Michelle Sigmund says
What a wonderful post! Thank you for reminding me that it is not shameful for me to sometimes feeling frustrated and depressed. Some days I want to scream and have to hold it in. I never wanted to scare people while I am work so my car has been used to both scream and cry (not while driving!) and I now know I am not crazy for feeling such up and down thoughts. I, too, have been upset by others assessments of my emotions. I pray to the Lord and I am learning to let Him handle that for me and to just let this anger and frustration go. Thanks again for this post!
Donna says
I loved this message from you. It is all so true for me, except for the toilet paper. I use Kleenex! I love your sense of humor. Keep up the good work.
Rebecca Sexton says
I needed this today especially.

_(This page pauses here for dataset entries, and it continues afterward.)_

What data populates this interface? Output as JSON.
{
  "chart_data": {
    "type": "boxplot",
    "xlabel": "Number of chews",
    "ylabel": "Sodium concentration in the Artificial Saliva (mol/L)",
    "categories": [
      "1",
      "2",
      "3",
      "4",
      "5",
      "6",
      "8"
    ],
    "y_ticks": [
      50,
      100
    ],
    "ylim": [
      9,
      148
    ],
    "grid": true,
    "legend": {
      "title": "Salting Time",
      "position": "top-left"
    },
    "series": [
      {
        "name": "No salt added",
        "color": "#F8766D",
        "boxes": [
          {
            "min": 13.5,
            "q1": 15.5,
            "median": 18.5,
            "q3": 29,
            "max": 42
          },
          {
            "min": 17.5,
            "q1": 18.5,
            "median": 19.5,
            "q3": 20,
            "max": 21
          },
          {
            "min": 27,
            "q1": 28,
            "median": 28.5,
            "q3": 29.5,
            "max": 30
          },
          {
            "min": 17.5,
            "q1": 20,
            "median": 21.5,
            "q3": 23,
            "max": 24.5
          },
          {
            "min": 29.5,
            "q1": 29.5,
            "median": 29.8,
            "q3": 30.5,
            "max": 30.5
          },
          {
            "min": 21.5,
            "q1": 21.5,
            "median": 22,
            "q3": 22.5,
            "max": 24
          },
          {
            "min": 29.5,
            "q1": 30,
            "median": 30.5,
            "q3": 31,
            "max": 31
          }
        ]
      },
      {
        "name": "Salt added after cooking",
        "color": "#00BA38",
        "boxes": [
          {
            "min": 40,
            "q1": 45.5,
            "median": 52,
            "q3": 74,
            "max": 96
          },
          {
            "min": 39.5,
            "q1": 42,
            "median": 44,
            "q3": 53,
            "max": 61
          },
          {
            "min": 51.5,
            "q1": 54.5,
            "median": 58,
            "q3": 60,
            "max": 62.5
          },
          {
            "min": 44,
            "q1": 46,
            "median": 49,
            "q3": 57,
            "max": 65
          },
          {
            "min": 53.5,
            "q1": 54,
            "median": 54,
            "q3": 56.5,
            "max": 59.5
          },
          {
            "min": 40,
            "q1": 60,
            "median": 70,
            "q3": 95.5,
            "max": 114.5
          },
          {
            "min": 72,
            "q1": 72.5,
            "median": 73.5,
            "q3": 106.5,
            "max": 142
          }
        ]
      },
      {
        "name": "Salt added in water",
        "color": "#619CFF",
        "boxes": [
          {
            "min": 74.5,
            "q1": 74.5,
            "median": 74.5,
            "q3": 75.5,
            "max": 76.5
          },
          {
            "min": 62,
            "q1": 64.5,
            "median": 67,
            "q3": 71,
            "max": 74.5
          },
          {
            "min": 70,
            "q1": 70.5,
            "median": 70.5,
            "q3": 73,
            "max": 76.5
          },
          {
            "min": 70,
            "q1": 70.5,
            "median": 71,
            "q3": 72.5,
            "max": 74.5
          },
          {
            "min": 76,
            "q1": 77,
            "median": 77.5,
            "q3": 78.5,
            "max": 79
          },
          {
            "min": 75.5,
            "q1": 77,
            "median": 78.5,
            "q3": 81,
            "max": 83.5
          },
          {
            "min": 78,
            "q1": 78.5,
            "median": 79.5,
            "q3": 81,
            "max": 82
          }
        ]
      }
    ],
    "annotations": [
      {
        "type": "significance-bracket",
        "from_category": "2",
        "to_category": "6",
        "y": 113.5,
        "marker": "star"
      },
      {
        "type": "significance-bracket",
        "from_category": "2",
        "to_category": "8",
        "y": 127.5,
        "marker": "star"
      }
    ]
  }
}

Thank you
Kim Bouchillon says
Thank you for your encouraging words, Holley.
Donna says
Holley, thank you for this post. I needed this today (1/16). My anxiety which is usually mild and always with me is worse today this post so spoke to my heart. Oh, and forget the cookie, I want a pan of warm brownies covered with chocolate therapy ice cream.
Beth Williams says
Holley,
My family uses toilet paper as tissues also. Oh I can so relate to feeling frustrated right now. Sometimes I just want to scream enough already. Come Lord Jesus heal our nation now! My emotions have been all over the map this past year. In these trying times I’ve clung to Psalm 23:4-5 “Yea thou I walk Through the valley of shadow of death I will fear no evil, for thou art with me. Thy rod & staff they comfort me.” it gives me hope that He will see us through these tough, trying times. God won’t leave us or forsake us ever. We will heal, regain our strength & rise up again. It is all in His perfect timing.
Blessings 🙂
Gretchen says
Thank you for your precious words: encouraging, and yet convicting; consoling and still so real! I love the picture of the sign sitting on your desk; I could imagine you looking at as you wrote this piece.